- Born: August 30, 1989 (age 37) Suginami, Japan
- Genres: Classical
- Occupation: Soloist
- Instrument: Flute

= Seiya Ueno =

Japanese flutist (born 1989)

Seiya Ueno (上野 星矢, Ueno Seiya) is a Japanese flutist and soloist.

==Career==
Ueno began playing the flute at the age of 9. He studied at the Tokyo University of the Arts under Yuko Yamada and Megumi Horie, before studying at the Conservatoire de Paris under Philippe Bernold, Vincent Lucas, and Sophie Cherrier.

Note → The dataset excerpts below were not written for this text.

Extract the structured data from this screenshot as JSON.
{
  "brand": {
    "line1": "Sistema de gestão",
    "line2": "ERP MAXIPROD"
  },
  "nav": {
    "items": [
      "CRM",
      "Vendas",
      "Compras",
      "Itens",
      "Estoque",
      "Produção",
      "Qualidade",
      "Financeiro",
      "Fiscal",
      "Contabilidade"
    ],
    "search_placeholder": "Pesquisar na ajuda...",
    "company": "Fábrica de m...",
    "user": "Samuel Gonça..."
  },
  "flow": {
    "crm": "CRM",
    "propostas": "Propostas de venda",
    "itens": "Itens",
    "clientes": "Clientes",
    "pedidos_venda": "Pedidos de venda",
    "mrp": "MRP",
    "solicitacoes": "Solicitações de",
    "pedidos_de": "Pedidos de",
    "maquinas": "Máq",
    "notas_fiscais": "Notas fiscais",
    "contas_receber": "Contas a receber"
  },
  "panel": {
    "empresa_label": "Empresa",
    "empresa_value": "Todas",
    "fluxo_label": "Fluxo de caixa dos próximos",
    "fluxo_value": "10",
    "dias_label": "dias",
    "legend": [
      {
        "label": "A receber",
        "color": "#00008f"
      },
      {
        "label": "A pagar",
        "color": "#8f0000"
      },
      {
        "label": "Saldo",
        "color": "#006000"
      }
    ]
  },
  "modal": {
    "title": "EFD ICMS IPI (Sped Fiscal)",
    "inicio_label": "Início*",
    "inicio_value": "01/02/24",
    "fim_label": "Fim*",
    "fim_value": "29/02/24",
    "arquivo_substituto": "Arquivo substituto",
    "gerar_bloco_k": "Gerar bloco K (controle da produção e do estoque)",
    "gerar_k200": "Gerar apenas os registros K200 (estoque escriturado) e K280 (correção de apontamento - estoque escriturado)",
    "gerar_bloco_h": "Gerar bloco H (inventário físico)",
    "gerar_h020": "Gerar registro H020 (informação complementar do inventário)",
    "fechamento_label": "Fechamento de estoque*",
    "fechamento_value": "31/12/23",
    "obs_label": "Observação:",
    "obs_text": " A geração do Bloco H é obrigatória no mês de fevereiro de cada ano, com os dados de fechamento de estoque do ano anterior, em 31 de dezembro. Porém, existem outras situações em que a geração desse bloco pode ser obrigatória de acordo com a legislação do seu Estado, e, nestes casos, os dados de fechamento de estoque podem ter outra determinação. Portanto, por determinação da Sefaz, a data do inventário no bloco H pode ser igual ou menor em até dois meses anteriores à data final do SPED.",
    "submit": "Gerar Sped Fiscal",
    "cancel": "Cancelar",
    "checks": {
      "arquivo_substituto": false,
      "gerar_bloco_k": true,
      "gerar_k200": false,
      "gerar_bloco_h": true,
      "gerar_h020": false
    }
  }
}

He won the 2008 Jean-Pierre Rampal International Competition, as well as first prize at the 59th Student Music Competition of Japan, first prize at the 5th Japan Wind and Percussion Competition, first prize at the 5th Osaka International Music Competition, and second prize at the 79th Music Competition of Japan. He was also a first prize winner at the 2014 Young Concert Artists International Auditions.

He has performed as a soloist with the Tokyo Symphony Orchestra, Czech Philharmonic Octet, New Japan Philharmonic, and Saito Kinen Orchestra.

He is a flute professor at the Osaka College of Music, and was a jury member at the 2021 Cluj International Music Competition.